Local 3005 Passes Resolution Supporting Bill To End 24 Hour Shifts

At our May 28, 2026 general membership meeting, we passed the following motion to sign the open letter to the City Council Speaker and join the fight to ban 24-hour shifts for home care employees. We stand in solidarity with fellow workers in their struggle for humane working conditions and fair pay.
WHEREAS, home care employees are workers whose primary responsibility includes the provision of in-home assistance or in-home companionship services for an older adult or a person with an illness, injury, or disability with basic activities of daily living or health-related tasks.
WHEREAS, currently, home care employers are legally allowed to assign 24-hour shifts and pay employees for only 13 hours, claiming the unpaid hours are for sleep and meal breaks.
WHEREAS, home care employees realistically cannot take their legally allowed breaks while attending to their patients’ needs and due to the fact that their services were advertised as 24 hours of care, resulting in worker exploitation and worse care for patients.
WHEREAS, New York City’s care workforce is largely female; older; Black, Hispanic, Asian, other or mixed race; and immigrant, representing multiple socially disadvantaged and historically marginalized populations.
WHEREAS, there has been an ongoing fight for the last four years to split the single 24-hour shift into two 12-hour shifts.
WHEREAS, personal testimonials from home care employees chronicle the physical and mental toll of 24-hour shift work: not being able to sleep more than one hour during the shift; chronic insomnia, physical pain, and other health issues after they stop working; damage to their social relationships after neglecting their family to complete their 24-hour shifts; and one instance when an employee start documenting the tasks they completed during their shift and was soon fired.
WHEREAS, previous versions of legislation banning 24-hour shifts for home care employees have been introduced to the City Council and filed without being brought to a vote, effectively ending the bills.
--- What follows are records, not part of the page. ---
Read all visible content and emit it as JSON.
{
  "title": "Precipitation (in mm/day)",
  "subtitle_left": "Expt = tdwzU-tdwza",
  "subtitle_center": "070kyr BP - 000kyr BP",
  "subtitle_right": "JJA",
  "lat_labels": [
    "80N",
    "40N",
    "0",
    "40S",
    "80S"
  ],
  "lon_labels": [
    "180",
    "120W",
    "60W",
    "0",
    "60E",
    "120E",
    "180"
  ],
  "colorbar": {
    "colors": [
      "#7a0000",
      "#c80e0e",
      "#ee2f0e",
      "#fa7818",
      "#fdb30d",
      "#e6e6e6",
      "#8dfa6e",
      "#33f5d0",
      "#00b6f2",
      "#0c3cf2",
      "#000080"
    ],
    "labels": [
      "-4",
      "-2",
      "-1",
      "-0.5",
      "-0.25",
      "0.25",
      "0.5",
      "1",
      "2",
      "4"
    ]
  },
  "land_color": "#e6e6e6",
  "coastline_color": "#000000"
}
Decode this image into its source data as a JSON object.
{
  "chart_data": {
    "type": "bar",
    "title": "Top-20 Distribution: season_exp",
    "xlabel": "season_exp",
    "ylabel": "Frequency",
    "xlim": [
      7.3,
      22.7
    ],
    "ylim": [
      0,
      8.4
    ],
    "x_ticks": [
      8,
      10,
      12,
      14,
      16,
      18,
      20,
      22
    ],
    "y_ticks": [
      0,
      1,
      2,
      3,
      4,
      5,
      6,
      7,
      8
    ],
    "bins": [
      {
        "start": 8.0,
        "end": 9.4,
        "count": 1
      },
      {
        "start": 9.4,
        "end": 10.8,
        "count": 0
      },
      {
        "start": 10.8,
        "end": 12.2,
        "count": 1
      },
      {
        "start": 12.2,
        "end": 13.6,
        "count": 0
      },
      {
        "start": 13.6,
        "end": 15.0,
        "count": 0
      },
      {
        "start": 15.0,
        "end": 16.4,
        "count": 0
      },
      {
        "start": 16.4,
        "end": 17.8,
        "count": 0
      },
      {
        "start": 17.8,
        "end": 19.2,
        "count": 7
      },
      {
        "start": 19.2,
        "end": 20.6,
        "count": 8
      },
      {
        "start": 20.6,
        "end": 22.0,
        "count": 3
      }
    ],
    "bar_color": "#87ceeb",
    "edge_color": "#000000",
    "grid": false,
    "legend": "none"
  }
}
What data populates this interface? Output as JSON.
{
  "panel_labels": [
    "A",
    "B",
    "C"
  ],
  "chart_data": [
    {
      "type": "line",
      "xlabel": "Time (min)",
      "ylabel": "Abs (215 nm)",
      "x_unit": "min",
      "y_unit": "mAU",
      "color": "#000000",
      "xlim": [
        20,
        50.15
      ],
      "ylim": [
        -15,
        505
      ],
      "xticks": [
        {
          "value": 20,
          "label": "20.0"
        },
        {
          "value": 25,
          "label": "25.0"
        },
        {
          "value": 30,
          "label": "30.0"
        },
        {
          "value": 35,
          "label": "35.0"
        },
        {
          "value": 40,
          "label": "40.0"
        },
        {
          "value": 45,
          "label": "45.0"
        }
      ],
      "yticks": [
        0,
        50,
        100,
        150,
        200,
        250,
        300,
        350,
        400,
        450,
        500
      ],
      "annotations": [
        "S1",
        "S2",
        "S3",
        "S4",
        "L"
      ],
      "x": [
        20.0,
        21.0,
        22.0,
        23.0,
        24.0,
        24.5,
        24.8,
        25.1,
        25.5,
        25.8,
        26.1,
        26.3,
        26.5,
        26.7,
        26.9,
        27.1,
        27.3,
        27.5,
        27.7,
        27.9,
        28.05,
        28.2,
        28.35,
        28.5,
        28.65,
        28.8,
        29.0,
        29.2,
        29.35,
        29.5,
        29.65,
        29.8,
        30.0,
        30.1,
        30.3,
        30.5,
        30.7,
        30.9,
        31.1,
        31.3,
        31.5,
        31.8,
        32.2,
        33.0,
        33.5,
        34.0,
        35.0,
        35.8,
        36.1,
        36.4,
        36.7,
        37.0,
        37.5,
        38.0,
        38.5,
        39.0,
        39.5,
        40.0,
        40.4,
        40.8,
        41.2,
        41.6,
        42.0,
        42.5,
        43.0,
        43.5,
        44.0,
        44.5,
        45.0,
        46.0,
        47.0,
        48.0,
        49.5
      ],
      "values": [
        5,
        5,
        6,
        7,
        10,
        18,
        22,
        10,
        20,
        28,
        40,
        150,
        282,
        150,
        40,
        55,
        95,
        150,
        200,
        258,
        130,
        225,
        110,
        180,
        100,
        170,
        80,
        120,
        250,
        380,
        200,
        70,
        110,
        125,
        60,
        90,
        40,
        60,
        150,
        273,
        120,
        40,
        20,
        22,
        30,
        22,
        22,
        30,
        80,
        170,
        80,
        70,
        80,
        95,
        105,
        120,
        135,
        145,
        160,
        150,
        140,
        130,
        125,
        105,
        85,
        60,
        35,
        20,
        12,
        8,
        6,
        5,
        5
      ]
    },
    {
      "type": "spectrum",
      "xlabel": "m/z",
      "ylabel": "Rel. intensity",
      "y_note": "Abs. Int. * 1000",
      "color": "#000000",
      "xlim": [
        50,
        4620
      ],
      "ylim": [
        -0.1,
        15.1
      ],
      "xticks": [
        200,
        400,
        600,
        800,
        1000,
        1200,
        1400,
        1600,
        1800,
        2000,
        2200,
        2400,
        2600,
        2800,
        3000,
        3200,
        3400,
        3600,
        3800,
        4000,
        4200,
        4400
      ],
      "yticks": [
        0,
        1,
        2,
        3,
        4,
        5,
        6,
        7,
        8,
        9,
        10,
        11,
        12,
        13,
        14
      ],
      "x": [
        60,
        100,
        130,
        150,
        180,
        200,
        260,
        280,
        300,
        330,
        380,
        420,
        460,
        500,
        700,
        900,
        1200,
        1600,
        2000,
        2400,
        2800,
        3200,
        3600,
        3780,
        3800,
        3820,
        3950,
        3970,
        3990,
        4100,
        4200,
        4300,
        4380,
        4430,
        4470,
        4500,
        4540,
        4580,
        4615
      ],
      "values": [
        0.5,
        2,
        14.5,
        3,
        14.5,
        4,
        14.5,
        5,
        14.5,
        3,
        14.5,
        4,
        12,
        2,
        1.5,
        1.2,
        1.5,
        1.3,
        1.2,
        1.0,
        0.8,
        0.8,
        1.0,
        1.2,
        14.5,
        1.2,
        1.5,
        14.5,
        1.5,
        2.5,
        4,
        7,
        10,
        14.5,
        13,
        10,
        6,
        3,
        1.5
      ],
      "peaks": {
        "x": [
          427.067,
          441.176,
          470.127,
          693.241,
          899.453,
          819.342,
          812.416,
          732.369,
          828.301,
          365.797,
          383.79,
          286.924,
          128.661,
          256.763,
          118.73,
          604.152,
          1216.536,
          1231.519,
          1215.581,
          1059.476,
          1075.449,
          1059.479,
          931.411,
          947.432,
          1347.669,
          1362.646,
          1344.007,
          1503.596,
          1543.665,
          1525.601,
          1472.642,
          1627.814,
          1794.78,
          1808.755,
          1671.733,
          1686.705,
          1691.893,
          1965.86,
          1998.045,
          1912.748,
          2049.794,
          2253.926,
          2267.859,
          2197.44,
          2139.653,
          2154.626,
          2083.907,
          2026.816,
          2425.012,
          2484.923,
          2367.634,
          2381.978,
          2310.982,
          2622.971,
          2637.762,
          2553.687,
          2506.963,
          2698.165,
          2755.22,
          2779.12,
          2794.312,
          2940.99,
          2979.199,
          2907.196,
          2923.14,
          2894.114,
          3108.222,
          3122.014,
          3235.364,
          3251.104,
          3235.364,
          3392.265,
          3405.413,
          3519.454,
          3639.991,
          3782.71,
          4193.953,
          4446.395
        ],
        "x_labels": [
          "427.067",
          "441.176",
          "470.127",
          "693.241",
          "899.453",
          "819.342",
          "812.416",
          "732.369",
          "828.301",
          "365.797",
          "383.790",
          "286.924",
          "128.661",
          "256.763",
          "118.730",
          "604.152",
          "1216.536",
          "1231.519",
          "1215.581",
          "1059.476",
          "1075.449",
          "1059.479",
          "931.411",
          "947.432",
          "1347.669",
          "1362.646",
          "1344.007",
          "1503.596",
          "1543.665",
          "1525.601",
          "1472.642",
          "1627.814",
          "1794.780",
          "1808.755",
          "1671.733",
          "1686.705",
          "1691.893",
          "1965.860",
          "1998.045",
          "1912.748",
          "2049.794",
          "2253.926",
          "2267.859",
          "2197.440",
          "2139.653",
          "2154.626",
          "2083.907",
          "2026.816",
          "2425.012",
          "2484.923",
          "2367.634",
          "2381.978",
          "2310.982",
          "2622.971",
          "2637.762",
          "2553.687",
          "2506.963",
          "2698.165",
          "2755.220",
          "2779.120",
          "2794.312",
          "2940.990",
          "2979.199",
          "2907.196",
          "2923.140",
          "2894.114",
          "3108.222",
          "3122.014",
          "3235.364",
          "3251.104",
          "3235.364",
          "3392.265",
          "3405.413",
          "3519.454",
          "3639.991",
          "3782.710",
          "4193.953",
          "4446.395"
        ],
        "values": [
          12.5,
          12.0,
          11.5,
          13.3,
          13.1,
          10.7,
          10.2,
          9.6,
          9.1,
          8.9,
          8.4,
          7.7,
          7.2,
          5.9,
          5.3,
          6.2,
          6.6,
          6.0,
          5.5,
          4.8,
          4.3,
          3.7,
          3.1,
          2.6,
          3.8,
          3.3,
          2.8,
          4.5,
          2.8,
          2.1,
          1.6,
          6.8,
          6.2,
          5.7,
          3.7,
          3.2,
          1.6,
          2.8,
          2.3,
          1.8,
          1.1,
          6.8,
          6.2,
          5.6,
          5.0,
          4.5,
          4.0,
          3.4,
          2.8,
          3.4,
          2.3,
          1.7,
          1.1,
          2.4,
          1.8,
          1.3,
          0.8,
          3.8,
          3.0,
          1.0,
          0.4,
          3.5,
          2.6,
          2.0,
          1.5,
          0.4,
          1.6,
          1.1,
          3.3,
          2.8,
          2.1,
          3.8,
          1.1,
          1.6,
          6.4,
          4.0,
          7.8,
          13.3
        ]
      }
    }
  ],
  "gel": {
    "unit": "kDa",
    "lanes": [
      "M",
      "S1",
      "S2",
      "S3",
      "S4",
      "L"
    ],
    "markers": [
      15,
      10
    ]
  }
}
WHEREAS, Int. 0303-2026 Version A, introduced to the New York City Council in 2026 by City Council member Christopher Marte bans home care employers from assigning any home care employee to work a shift exceeding 12 hours, consecutive 12-hour shifts, and shifts totaling more than 12 hours in any 24-hour period (with exception for unforeseeable circumstances only if the employer has exhausted all reasonable efforts to obtain proper staffing and such excess hours shall not exceed 2 hours per day or 10 hours per week). The bill also bans shifts totaling more than 56 hours per week for home care employees unless the employer provides one week advanced notice to the employee and obtains written consent from the employee before the applicable week. The employee shall have the right to revoke such consent to work hours in excess of the limitations.
WHEREAS, Int. 0303-2026 Version A tasks the Department of Consumer and Worker Protections with investigating complaints of violations and grants them the authority to impose civil penalties for violations.
WHEREAS, Int. 0303-2026 has still not been brought to a vote in City Council, prompting a 5-week sit-in by protestors at City Hall and an eight-day hunger strike by fifteen home care employees.
THEREFORE BE IT RESOLVED THAT, that DC 37 Local 3005 will sign the DC37 Retirees and Current Members Letter in Support of the NoMore24 Act as a singular entity.
THEREFORE BE IT RESOLVED THAT, this body supports the proposed Int. 0303-2026 Version A, A.K.A. the “No More 24” Act, and the end to 24-hour shifts.
FINALLY, BE IT RESOLVED THAT, this body urges City Council to vote on Int. 0303-2026 Version A without further delay.